Nathalie Arthaud (LO) est venue apporter son soutien à ces ouvriers menacés de perdre leur emploi d’ici à la fin de l’année.

Pour ce premier « jeudi de la colère », les salariés de Semperit d’Argenteuil ont mobilisé du monde. Famille, amis, militants politiques locaux de gauche et même une ancienne candidate à l’élection présidentielle, Nathalie Arthaud, sont venus apporter leur soutien à ces ouvriers menacés de perdre leur emploi d’ici à la fin de l’année. « On parle beaucoup de GM & S, Whirlpool mais des usines comme celle-là de 90 salariés qui sont des filiales de grands groupes qui prospèrent, il y en a plusieurs dans le pays qui ferment et dont on ne parle qu’au niveau local », constate la porte-parole de Lutte ouvrière.

Vendredi dernier, la direction du groupe a annoncé la fermeture de ce site Argenteuillais au bénéfice d’une délocalisation de son activité en Pologne. « Cette nouvelle nous est tombée sur le coin de la figure, peste Peggy, 42 ans, épouse d’un des ouvriers.
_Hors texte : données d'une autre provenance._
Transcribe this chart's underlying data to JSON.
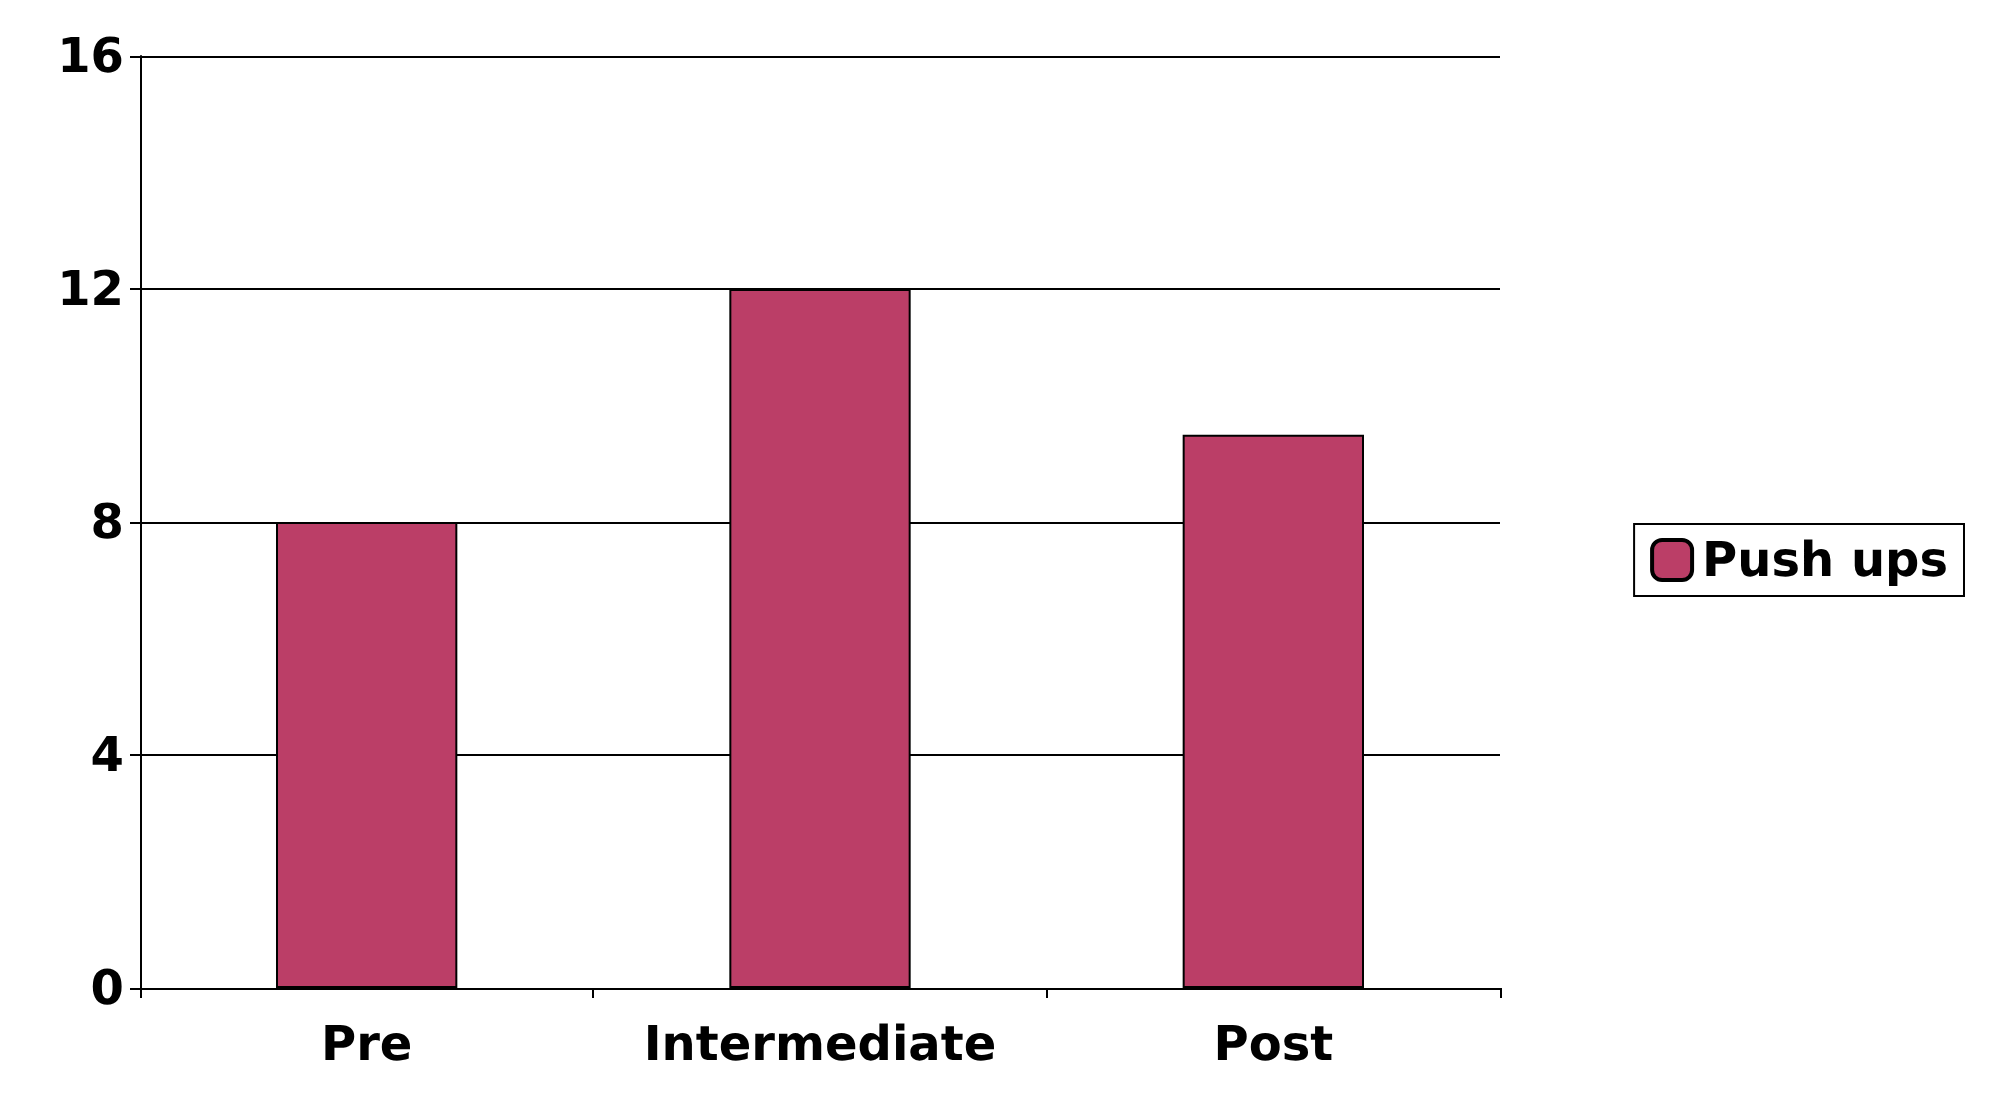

On est inquiet pour notre avenir, nos enfants et le quotidien ! On se demande comment avec mon seul salaire de fonctionnaire on va remplir le frigo », poursuit-elle en rage.

Cette fermeture entraînera la suppression de 64 postes permanents, selon la direction, 88 selon les syndicats en comptant les emplois non directement liés à la production. Si pour les salariés, il ne s’agit ici que de « licenciements boursiers », la direction, elle, motive sa décision notamment par « la faiblesse du carnet de commandes de sa filiale SFBT (Sempertrans France Belting Technlogy) » et une perte « d’un quart de son chiffre d’affaires en 4 ans ». 

Les deux camps ne sont donc parvenus à aucune entente ce jeudi matin lors du nouveau comité d’entreprise extraordinaire. Les représentants syndicaux CGT - FO ont d’ailleurs quitté « manu-militari » la séance car ils refusent d’entendre parler de fermeture et de plan de sauvegarde de l’emploi. La députée (LREM) de la circonscription, Fiona Lazaar, les a rencontrés en fin de matinée. Elle a pris rendez-vous avec le cabinet de la ministre du Travail.